Люда настораживается, слух ее напряжен, натянут каждый нерв: «Разве сожженная дотла деревня может иметь свой голос?» Люда наблюдает за людьми, пришедшими сюда, па место стертой с лица земли Хатыни.
А люди, услышав печальный звон колоколов, снимают шапки, становятся на колени и молчат… Харитон Александрович, едва сдерживая слезы, мнет в руке шляпу и посматривает изредка на свою дочь. У девушки струятся слезы, стекая по щекам и каплями падая на землю. Перед нею — в центре мемориала — изваяние жителя Хатыни с сыном на руках. Он смотрит вдаль. Его волосы, спутанные ветром, похожи па серый густой клубок дыма. Рядом гранитное сооружение, напоминающее крышу сарая, в котором карательный отряд эсэсовцев сжег заживо всех жителей Хатыни. Если прислушаться, то можно услышать душераздирающие крики детей и матерей, на глазах которых гитлеровские палачи сжигали младенцев. Сто сорок девять человек сожжено здесь! Сто сорок девять! Если прислушаться, можно услышать и сейчас их крики, проклинавшие тогда фашистов.
Триста вооруженных до зубов эсэсовцев сжигали безоружных людей!
Теперь на месте каждого пепелища — памятник. Бетонные балки, напоминающие нижний сруб хаты. В центре — бетонированная стена, изображающая печную трубу. На каждой степе — синодик, перечисляющий имена и фамилии живших здесь людей. Венчается стена колоколом. Каждый колокол звонит — это голос Хатыни.

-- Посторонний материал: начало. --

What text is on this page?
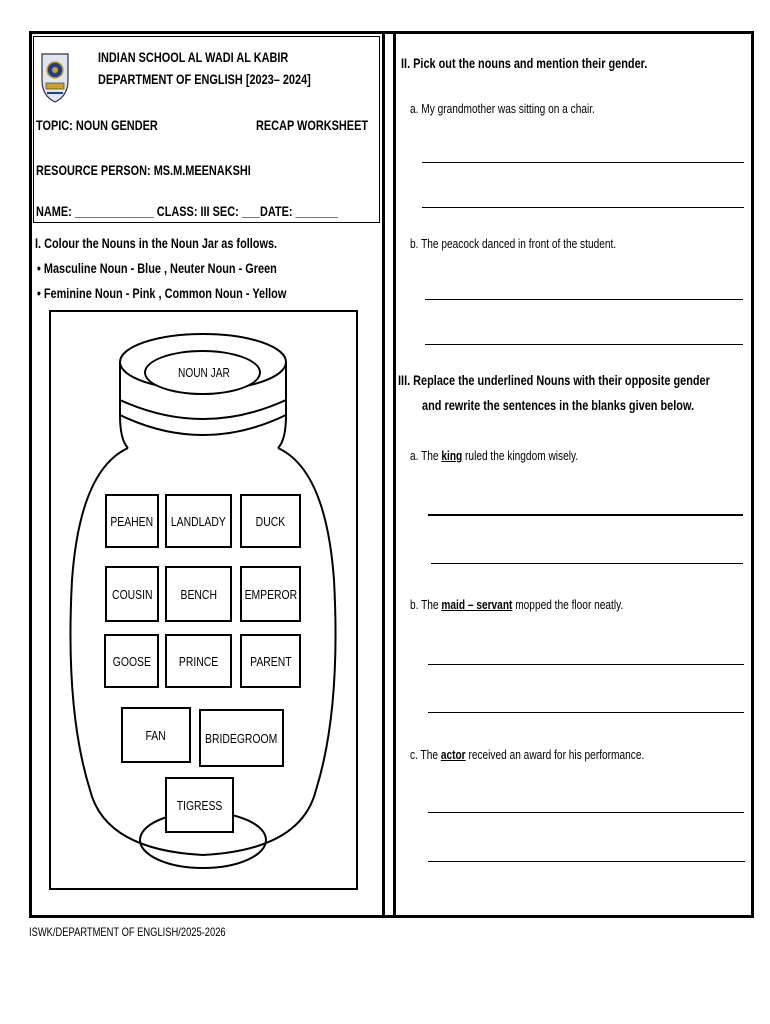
INDIAN SCHOOL AL WADI AL KABIR
DEPARTMENT OF ENGLISH [2023– 2024]
TOPIC: NOUN GENDER	RECAP WORKSHEET
RESOURCE PERSON: MS.M.MEENAKSHI
NAME: _____________ CLASS: III SEC: ___DATE: _______
I. Colour the Nouns in the Noun Jar as follows.
• Masculine Noun - Blue , Neuter Noun - Green
• Feminine Noun - Pink , Common Noun - Yellow
NOUN JAR
PEAHEN LANDLADY DUCK
COUSIN BENCH EMPEROR
GOOSE PRINCE PARENT
FAN	BRIDEGROOM
TIGRESS
II. Pick out the nouns and mention their gender.
a. My grandmother was sitting on a chair.
b. The peacock danced in front of the student.
III. Replace the underlined Nouns with their opposite gender
and rewrite the sentences in the blanks given below.
a. The king ruled the kingdom wisely.
b. The maid – servant mopped the floor neatly.
c. The actor received an award for his performance.
ISWK/DEPARTMENT OF ENGLISH/2025-2026
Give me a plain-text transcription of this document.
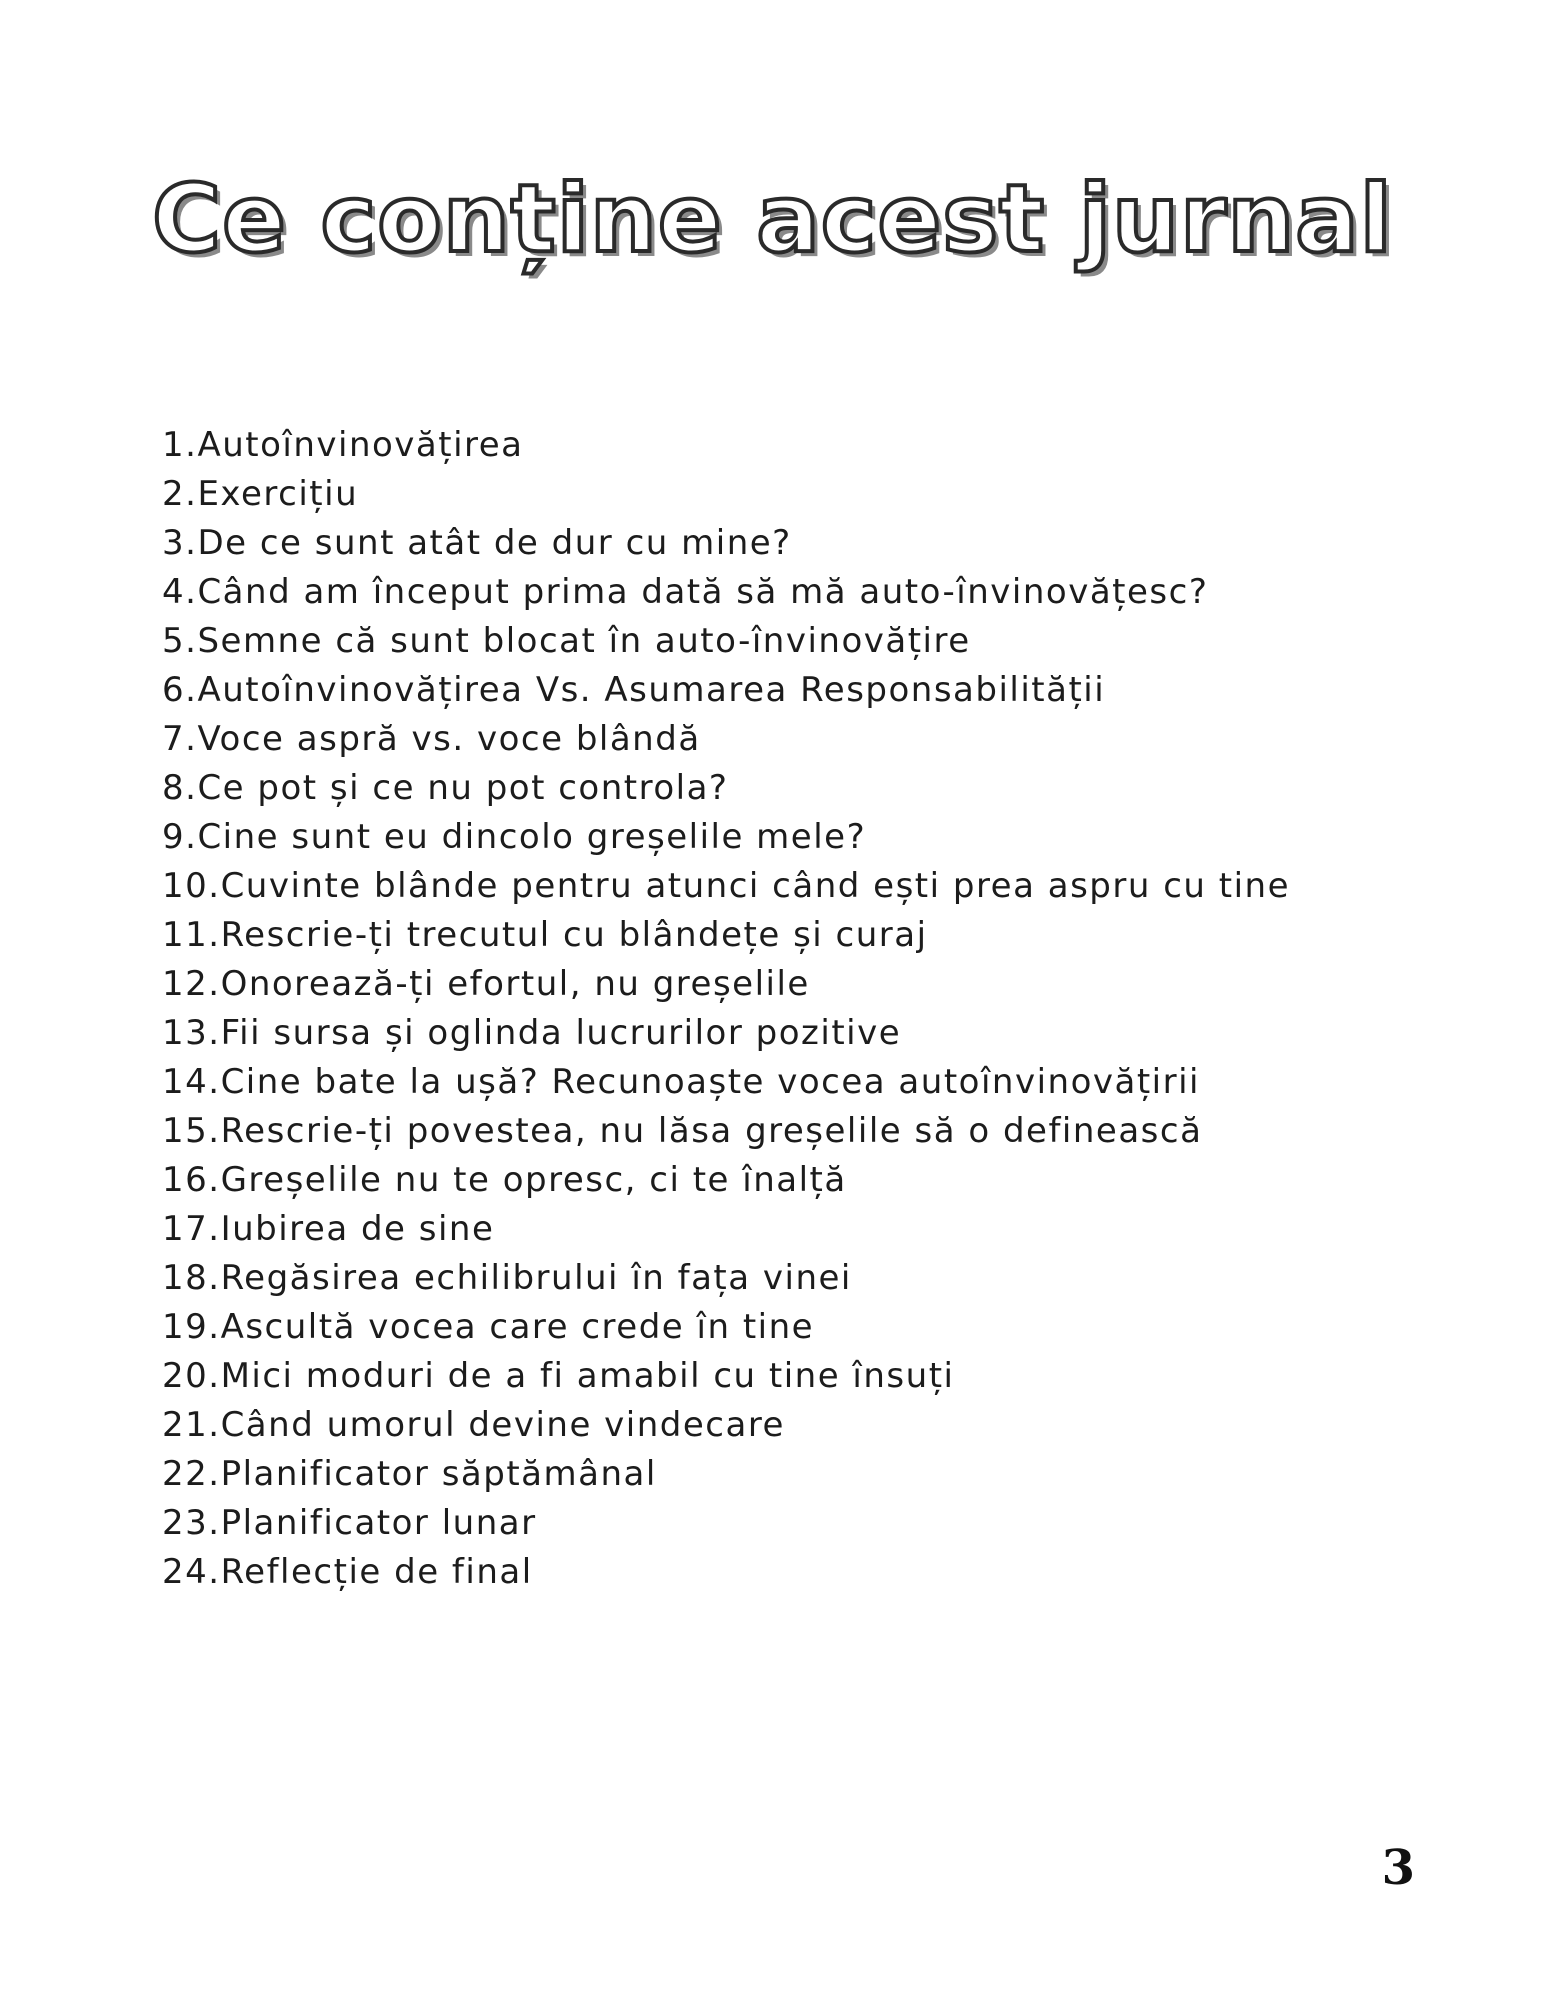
Ce conține acest jurnal
1.Autoînvinovățirea
2.Exercițiu
3.De ce sunt atât de dur cu mine?
4.Când am început prima dată să mă auto-învinovățesc?
5.Semne că sunt blocat în auto-învinovățire
6.Autoînvinovățirea Vs. Asumarea Responsabilității
7.Voce aspră vs. voce blândă
8.Ce pot și ce nu pot controla?
9.Cine sunt eu dincolo greșelile mele?
10.Cuvinte blânde pentru atunci când ești prea aspru cu tine
11.Rescrie-ți trecutul cu blândețe și curaj
12.Onorează-ți efortul, nu greșelile
13.Fii sursa și oglinda lucrurilor pozitive
14.Cine bate la ușă? Recunoaște vocea autoînvinovățirii
15.Rescrie-ți povestea, nu lăsa greșelile să o definească
16.Greșelile nu te opresc, ci te înalță
17.Iubirea de sine
18.Regăsirea echilibrului în fața vinei
19.Ascultă vocea care crede în tine
20.Mici moduri de a fi amabil cu tine însuți
21.Când umorul devine vindecare
22.Planificator săptămânal
23.Planificator lunar
24.Reflecție de final
3
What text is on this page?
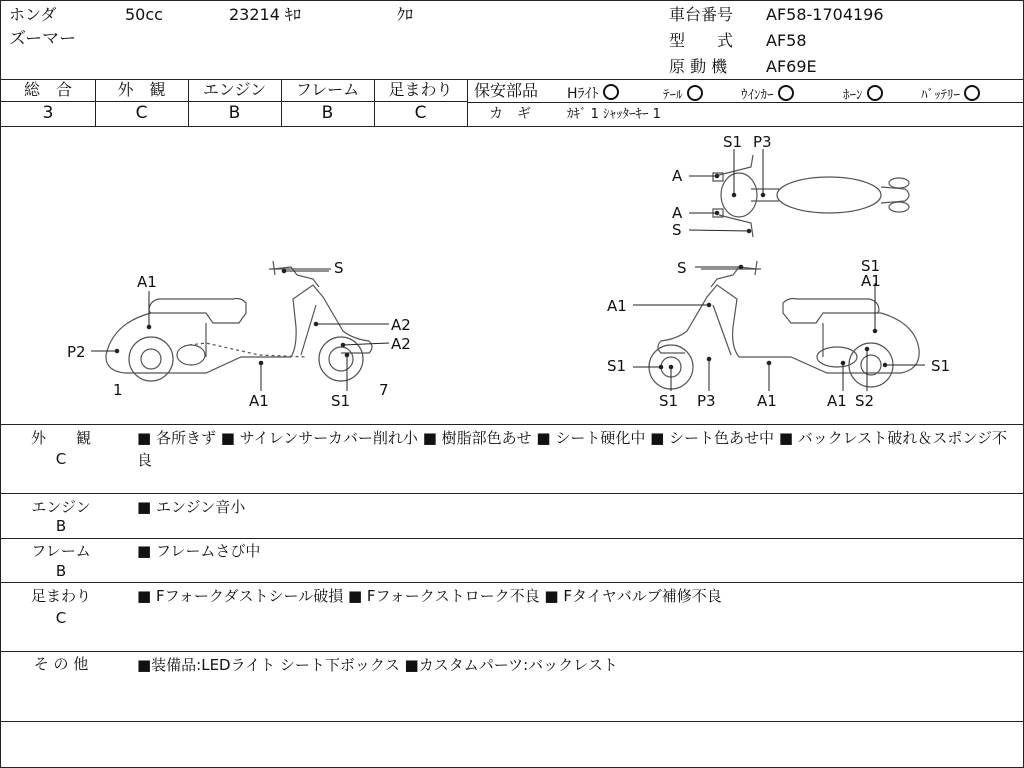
ホンダ	50cc	23214 ｷﾛ	ｸﾛ
ズーマー
車台番号 AF58-1704196
型　　式 AF58
原 動 機 AF69E
総　合	外　観	エンジン	フレーム	足まわり
3	C	B	B	C
保安部品 Hﾗｲﾄ	ﾃｰﾙ	ｳｲﾝｶｰ	ﾎｰﾝ	ﾊﾞｯﾃﾘｰ
カ　ギ	ｶｷﾞ 1 ｼｬｯﾀｰｷｰ 1
A1
P2
1
S
A2
A2
A1	S1
7
S
A1
S1
S1
P3
A1
S1	A1	A1 S2
S1
S1 P3
A
A
S
外　　観
C
■ 各所きず ■ サイレンサーカバー削れ小 ■ 樹脂部色あせ ■ シート硬化中 ■ シート色あせ中 ■ バックレスト破れ＆スポンジ不良
エンジン
B
■ エンジン音小
フレーム
B
■ フレームさび中
足まわり
C
■ Fフォークダストシール破損 ■ Fフォークストローク不良 ■ Fタイヤバルブ補修不良
そ の 他	■装備品:LEDライト シート下ボックス ■カスタムパーツ:バックレスト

— Разве Хатынь одна! — говорит экскурсовод по Хатынскому мемориалу и, показывая на плиту из черного мрамора, читает — «Фашистские варвары превратили в руины двести девять белорусских городов и городского типа поселков, девять тысяч двести сел и деревень. От рук оккупантов в Белоруссии погибло два миллиона двести тридцать тысяч советских граждан. Это никогда не будет забыто!»
За памятником — кладбище деревень. В каждой могиле— урна с землей, взятой с места сожженной деревни. На урне надпись — название деревни и число убитых жителей.
Звонят колокола Хатыни. Они призывают: «Люди добрые, помните, мы любили жизнь и родину, мы любили вас, дорогие! Мы сгорели живьем в огне. Наша просьба ко всем: пусть скорбь и печаль обернутся в мужество ваше и силу, чтобы могли вы утвердить навечно мир и покой на земле, чтобы отныне никогда и нигде не умирала жизнь в вихре пожаров».